WASHINGTON — Wedam Minyila, seorang pemuda berusia 19 tahun, yang menderita penyakit sel sabit, menghadapi harapan dan keraguan saat memulai perjalanan baru dalam pengobatan genetik. Dalam kunjungannya ke Rumah Sakit Nasional Anak di Washington, D.C., ia menjalani proses pengumpulan sel induk, langkah pertama dari terapi gen yang revolusioner. “Saya memilih untuk percaya sebagian,” ujarnya, sambil mengakui keraguannya tentang efektivitas prosedur ini. “Tapi juga ada skeptisisme: Apakah ini benar-benar akan berhasil?”
Penyakit sel sabit adalah gangguan genetik yang berakibat pada bentuk sel darah merah yang abnormal, menyebabkan rasa sakit yang parah, risiko stroke, dan kerusakan organ. Di Amerika Serikat, lebih dari 100.000 orang, sebagian besar di antaranya adalah masyarakat kulit hitam, hidup dengan penyakit ini. Pengobatan genetik yang disetujui oleh FDA, yang dikembangkan oleh Vertex Pharmaceuticals dan Bluebird Bio, menawarkan harapan baru bagi para pasien yang selama ini menahan rasa sakit kronis.
Namun, akses terhadap terapi ini masih terbatas. Hanya beberapa puluh pasien yang telah menerima pengobatan sejak disetujui, terhalang oleh harga tinggi — sekitar $2,3 juta untuk terapi dari Vertex dan $3,1 juta dari Bluebird. Prosedur yang memakan waktu dan rumit ini membuat banyak rumah sakit kesulitan dalam menerapkan terapi tersebut. “Di Rumah Sakit Nasional, hanya 10 orang yang telah memulai proses ini dari sekitar 1.500 pasien yang kami rawat,” kata Dr. David Jacobsohn, kepala program transplantasi darah dan sumsum tulang di rumah sakit itu.

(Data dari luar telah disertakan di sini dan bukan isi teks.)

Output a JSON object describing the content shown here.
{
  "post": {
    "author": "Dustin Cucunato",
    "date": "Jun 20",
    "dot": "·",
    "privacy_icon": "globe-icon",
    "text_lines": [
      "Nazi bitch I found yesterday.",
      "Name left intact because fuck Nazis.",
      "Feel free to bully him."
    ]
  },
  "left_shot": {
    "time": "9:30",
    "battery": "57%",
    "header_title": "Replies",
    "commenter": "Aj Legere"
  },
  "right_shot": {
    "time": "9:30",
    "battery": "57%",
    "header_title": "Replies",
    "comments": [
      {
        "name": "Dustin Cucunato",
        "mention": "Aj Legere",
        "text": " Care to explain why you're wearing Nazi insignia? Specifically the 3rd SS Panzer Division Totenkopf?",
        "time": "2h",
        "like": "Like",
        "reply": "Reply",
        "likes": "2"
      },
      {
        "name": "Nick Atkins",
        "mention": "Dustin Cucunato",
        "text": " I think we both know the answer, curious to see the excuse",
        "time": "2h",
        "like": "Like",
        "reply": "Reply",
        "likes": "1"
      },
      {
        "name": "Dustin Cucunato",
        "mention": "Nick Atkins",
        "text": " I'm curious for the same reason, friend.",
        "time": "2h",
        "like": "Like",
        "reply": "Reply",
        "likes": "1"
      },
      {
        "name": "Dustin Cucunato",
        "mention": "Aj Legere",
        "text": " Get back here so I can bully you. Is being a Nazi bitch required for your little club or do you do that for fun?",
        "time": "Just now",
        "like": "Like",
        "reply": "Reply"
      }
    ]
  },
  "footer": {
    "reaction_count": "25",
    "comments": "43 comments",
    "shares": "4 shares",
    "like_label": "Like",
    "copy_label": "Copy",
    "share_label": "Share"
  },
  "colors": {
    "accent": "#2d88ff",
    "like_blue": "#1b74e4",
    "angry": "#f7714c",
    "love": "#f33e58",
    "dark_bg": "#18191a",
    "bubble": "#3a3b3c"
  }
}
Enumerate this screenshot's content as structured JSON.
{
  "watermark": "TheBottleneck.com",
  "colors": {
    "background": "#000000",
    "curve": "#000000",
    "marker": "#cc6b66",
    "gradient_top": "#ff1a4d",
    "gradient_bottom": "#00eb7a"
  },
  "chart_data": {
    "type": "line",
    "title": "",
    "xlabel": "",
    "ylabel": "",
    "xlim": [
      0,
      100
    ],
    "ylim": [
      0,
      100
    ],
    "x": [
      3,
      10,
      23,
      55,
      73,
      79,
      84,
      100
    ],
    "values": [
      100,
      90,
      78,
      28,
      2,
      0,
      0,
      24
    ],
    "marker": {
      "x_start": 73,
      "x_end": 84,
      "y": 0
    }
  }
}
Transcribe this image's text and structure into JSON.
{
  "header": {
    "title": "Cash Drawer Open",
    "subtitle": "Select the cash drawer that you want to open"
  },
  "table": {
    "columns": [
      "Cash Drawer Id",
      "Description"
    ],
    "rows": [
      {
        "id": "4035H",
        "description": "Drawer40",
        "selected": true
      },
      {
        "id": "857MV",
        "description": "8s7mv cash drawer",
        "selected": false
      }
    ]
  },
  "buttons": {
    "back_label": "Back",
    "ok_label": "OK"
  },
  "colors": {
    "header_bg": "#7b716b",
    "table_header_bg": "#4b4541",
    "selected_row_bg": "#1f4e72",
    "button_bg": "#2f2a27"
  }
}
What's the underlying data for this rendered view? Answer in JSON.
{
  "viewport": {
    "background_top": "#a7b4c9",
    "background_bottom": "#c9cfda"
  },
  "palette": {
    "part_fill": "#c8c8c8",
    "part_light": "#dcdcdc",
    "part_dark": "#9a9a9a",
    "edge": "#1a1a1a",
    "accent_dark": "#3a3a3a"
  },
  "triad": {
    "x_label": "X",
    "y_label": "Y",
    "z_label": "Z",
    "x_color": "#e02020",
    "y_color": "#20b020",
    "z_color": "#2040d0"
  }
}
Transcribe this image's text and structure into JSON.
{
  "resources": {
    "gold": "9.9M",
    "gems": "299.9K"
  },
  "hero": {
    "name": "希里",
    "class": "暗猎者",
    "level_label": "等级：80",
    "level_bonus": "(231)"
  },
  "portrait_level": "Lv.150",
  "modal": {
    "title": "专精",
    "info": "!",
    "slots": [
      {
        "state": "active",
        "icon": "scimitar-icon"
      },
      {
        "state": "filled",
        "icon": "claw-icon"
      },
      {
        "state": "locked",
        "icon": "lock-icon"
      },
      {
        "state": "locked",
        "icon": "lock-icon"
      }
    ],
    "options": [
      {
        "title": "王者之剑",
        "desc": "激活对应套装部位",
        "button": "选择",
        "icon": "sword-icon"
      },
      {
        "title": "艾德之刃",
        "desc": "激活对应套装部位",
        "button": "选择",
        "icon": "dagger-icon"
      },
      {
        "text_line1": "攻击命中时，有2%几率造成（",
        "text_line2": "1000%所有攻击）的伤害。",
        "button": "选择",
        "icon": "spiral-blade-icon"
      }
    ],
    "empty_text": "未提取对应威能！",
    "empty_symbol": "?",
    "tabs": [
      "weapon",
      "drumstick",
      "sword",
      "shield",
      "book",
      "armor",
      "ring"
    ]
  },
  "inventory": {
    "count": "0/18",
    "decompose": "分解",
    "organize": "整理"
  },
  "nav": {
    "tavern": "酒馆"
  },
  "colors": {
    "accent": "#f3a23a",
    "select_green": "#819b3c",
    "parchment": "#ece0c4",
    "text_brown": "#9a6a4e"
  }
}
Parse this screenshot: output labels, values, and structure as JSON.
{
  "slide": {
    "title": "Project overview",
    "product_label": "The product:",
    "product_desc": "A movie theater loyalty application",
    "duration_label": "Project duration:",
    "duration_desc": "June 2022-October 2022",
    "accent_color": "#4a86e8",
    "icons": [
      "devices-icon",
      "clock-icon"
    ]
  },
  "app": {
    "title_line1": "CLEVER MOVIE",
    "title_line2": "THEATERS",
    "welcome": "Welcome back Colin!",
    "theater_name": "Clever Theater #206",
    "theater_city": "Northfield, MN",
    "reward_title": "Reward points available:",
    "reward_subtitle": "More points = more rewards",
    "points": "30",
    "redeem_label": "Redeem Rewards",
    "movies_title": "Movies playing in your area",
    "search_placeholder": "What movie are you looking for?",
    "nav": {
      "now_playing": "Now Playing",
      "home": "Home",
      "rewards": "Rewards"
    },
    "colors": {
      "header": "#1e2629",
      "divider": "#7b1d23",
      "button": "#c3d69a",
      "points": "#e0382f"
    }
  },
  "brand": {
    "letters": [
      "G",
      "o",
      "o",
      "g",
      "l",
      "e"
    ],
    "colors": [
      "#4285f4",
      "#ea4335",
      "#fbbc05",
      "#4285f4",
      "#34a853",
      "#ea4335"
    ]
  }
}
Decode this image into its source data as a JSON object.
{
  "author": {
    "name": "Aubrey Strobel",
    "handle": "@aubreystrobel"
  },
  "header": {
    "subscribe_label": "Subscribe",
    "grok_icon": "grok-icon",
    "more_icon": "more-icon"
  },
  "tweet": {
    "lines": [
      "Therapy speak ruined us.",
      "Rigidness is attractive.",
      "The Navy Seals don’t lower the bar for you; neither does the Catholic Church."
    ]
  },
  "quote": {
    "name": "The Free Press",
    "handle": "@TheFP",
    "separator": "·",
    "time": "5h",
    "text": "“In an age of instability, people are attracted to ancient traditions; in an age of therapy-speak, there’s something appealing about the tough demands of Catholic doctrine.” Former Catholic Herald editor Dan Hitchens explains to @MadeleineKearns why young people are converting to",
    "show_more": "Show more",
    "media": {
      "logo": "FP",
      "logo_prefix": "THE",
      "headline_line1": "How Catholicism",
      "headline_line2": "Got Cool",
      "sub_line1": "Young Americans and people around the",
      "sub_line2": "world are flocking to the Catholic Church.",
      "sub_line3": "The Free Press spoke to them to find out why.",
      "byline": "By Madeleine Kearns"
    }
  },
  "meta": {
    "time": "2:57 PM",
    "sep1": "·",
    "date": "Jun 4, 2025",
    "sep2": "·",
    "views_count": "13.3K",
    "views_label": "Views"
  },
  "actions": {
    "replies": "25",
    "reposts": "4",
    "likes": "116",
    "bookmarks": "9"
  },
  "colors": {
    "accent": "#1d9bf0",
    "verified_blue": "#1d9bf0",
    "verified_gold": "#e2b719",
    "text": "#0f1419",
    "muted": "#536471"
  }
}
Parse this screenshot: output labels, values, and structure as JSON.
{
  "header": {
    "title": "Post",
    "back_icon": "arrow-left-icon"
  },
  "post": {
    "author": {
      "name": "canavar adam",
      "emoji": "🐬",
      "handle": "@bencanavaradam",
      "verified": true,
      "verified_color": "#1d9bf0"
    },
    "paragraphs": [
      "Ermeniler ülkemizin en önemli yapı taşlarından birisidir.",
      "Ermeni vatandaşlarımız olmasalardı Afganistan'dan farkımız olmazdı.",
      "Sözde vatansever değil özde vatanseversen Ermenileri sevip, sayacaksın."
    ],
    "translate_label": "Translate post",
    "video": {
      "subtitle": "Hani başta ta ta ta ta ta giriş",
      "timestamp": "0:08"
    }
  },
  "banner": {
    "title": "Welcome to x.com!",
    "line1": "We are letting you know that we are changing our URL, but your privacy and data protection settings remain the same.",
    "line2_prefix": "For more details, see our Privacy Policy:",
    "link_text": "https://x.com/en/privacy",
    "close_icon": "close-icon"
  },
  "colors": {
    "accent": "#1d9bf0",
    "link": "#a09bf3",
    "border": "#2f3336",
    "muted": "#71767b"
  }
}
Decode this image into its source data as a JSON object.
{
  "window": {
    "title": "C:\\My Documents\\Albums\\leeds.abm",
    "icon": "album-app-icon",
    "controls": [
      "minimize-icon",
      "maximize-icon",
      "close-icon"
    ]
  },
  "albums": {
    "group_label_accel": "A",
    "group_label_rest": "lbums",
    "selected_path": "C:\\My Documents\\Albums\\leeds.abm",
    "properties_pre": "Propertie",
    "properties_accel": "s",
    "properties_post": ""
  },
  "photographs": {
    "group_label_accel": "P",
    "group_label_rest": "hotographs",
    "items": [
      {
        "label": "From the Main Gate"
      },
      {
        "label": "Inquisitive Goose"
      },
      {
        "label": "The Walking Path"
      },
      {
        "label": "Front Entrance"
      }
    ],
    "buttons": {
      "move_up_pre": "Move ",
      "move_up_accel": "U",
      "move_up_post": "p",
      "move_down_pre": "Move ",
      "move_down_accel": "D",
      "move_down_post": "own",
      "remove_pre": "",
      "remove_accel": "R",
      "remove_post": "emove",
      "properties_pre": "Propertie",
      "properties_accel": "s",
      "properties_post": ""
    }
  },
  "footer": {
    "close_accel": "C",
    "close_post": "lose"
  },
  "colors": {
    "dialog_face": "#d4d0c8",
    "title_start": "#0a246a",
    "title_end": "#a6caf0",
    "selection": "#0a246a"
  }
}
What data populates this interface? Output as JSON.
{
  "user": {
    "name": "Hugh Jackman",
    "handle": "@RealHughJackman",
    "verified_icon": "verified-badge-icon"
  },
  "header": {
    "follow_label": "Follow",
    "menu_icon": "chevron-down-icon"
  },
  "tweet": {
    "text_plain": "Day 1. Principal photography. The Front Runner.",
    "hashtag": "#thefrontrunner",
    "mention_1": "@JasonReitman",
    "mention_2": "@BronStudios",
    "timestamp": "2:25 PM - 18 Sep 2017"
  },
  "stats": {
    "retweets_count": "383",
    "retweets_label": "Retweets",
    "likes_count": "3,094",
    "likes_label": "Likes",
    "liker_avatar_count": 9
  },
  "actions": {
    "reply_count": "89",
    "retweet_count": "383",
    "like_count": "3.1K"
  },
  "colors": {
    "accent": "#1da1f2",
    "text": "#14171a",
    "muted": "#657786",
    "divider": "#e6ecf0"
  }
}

Berikut adalah beberapa poin kunci mengenai terapi gen untuk penyakit sel sabit yang menarik perhatian:
-
Proses Pengobatan yang Panjang: Setelah mengumpulkan sel induk, sel-sel tersebut akan dikirim ke laboratorium di Tennessee untuk dimodifikasi menggunakan alat penyunting gen CRISPR, agar dapat memproduksi sel darah merah yang sehat.
-
Kans Kehidupan Baru: Menurut Dr. Jacobsohn, pengobatan ini bukan hanya menawarkan terapi, tetapi juga potensi untuk menyembuhkan dan meningkatkan kualitas hidup pasien. “Ini sangat kuat dibandingkan apa yang bisa kami berikan lima atau sepuluh tahun yang lalu,” ujarnya.
-
Resiko dan Pengawasan: Meski menjanjikan, terapi ini bukan tanpa risiko. Pasien menghadapi pengobatan kemoterapi intensif yang dapat menyebabkan efek samping serius, seperti infeksi dan masalah pencernaan.
- Kendala Akses dan Biaya: Banyak pasien yang masih terhambat oleh prosedur izin asuransi yang ketat dan harga yang sangat tinggi, yang membuat hanya sedikit rumah sakit yang mampu menyediakan terapi ini.
Wedam, yang melihat adiknya Wekem sembuh setelah transplantasi sel induk, berharap terapi ini juga dapat memberikan harapan baru. “Jika semua orang melihat saya dan melihat bahwa itu berhasil, mereka akan memiliki harapan,” katanya. Meski optimisme hadir, dia tetap skeptis dan memperkirakan peluang keberhasilannya hanya sekitar 60%. “Tetap saja, jika ada kesempatan untuk masa depan yang lebih sedikit rasa sakit, itu layak dicoba,” pungkas Wedam.
Setelah langkah-langkah pengobatan ini, perjalanan hidup Wedam berpotensi berubah, dengan harapan untuk menjalani kehidupan yang lebih baik tanpa rasa sakit yang sebelumnya mengoyak kualitas hidupnya.